Lutfi membuka laci dashboard mobilnya. Ia mengeluarkan
kapas dan micellar water dari dalamnya. “Pakai ini!” perintahnya sambil
meletakkan barang tersebut ke pangkuan Icha.
“Ini
apa?”
“Buat
bersihin make-up kamu.”
Icha langsung mengambil barang yang ada di pangkuannya
dan mulai membersihkan riasannya.
Lutfi menyalakan mesin mobil dan langsung melaju kencang.
“Aku mau ajak kamu ke suatu tempat yang nggak perlu pakai make-up. Pake make-up
di momen-momen tertentu aja. Kayak mau kondangan aja,” celetuk Lutfi.
Icha tersenyum. Ia mengamati wajahnya beberapa kali dari
kaca spion untuk memastikan riasannya sudah terhapus sempurna.

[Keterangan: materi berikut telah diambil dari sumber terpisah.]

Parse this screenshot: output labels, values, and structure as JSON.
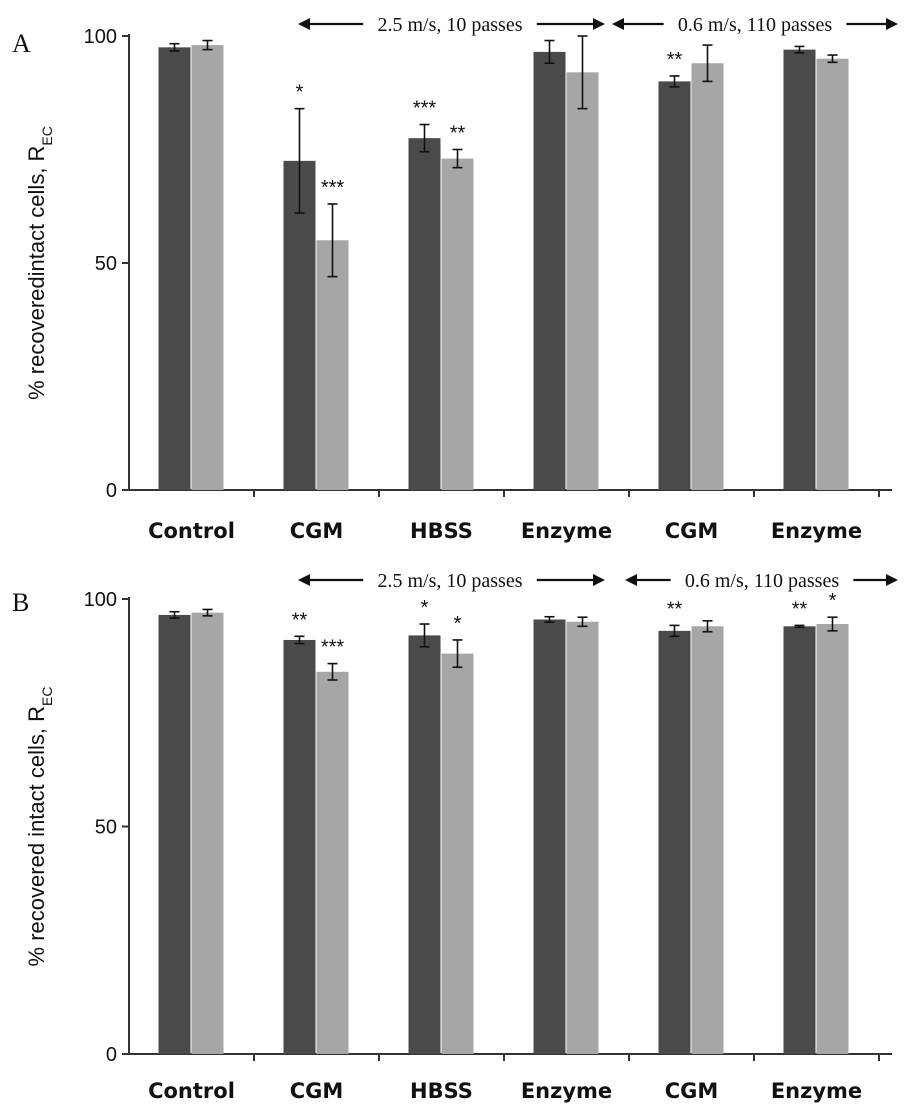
{
  "chart_data": [
    {
      "type": "bar",
      "panel_letter": "A",
      "categories": [
        "Control",
        "CGM",
        "HBSS",
        "Enzyme",
        "CGM",
        "Enzyme"
      ],
      "series": [
        {
          "values": [
            97.5,
            72.5,
            77.5,
            96.5,
            90,
            97
          ],
          "errors": [
            0.8,
            11.5,
            3,
            2.5,
            1.2,
            0.7
          ]
        },
        {
          "values": [
            98,
            55,
            73,
            92,
            94,
            95
          ],
          "errors": [
            1,
            8,
            2,
            8,
            4,
            0.8
          ]
        }
      ],
      "significance": [
        {
          "series": 0,
          "category": 1,
          "label": "*"
        },
        {
          "series": 1,
          "category": 1,
          "label": "***"
        },
        {
          "series": 0,
          "category": 2,
          "label": "***"
        },
        {
          "series": 1,
          "category": 2,
          "label": "**"
        },
        {
          "series": 0,
          "category": 4,
          "label": "**"
        }
      ],
      "annotations": [
        "2.5 m/s, 10 passes",
        "0.6 m/s, 110 passes"
      ],
      "ylabel": "% recoveredintact cells, R",
      "ylabel_sub": "EC",
      "yticks": [
        0,
        50,
        100
      ],
      "ylim": [
        0,
        100
      ],
      "grid": false,
      "colors": [
        "#4a4a4a",
        "#a6a6a6"
      ]
    },
    {
      "type": "bar",
      "panel_letter": "B",
      "categories": [
        "Control",
        "CGM",
        "HBSS",
        "Enzyme",
        "CGM",
        "Enzyme"
      ],
      "series": [
        {
          "values": [
            96.5,
            91,
            92,
            95.5,
            93,
            94
          ],
          "errors": [
            0.7,
            0.8,
            2.5,
            0.6,
            1.2,
            0.2
          ]
        },
        {
          "values": [
            97,
            84,
            88,
            95,
            94,
            94.5
          ],
          "errors": [
            0.7,
            1.8,
            3,
            1,
            1.2,
            1.5
          ]
        }
      ],
      "significance": [
        {
          "series": 0,
          "category": 1,
          "label": "**"
        },
        {
          "series": 1,
          "category": 1,
          "label": "***"
        },
        {
          "series": 0,
          "category": 2,
          "label": "*"
        },
        {
          "series": 1,
          "category": 2,
          "label": "*"
        },
        {
          "series": 0,
          "category": 4,
          "label": "**"
        },
        {
          "series": 0,
          "category": 5,
          "label": "**"
        },
        {
          "series": 1,
          "category": 5,
          "label": "*"
        }
      ],
      "annotations": [
        "2.5 m/s, 10 passes",
        "0.6 m/s, 110 passes"
      ],
      "ylabel": "% recovered intact cells, R",
      "ylabel_sub": "EC",
      "yticks": [
        0,
        50,
        100
      ],
      "ylim": [
        0,
        100
      ],
      "grid": false,
      "colors": [
        "#4a4a4a",
        "#a6a6a6"
      ]
    }
  ]
}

“Kamu lihat si Yuna. Dia pake make-up di saat-saat
tertentu aja. Di rumah, dia nggak pernah pake make-up dan tetep cantik. Bahkan,
pergi ke mall cuma pake piyama doang, dia pede aja. Padahal, suaminya kaya
raya. Kamu ngerti kan maksud aku?”
Icha menganggukkan kepala.
“Yeriko suka sama Yuna karena dia nggak ribet dan
sederhana banget. Aku juga suka sama kamu karena kamu baik, sederhana dan apa
adanya. Aku nggak minta kamu buat berubah. Aku emang suka lihat cewek cantik,
tapi nggak suka pacarku tampil berlebihan.”
“Kenapa?”
“Kamu lihat si Yuna. Dia cantik, penampilannya keren,
baik hati dan ramah banget. Yeriko harus ekstra jagain istrinya yang berpotensi
diambil sama cowok lain. Udah gitu, si Lian sama Andre terang-terangan ngomong
suka sama Yuna. Bayangin aja gimana ribetnya punya pasangan cantik yang
berpotensi disukai sama banyak cowok?”
“Gimana dengan aku?” tanya Icha balik.
“Eh!?”
“Aku juga nggak bisa tenang lihat kamu dikelilingi banyak
cewek cantik.”
“Aku deketin mereka karena keperluan kerjaan, Cha. Bukan
karena suka sama mereka.”
“Gimana kalo mereka yang suka sama kamu?”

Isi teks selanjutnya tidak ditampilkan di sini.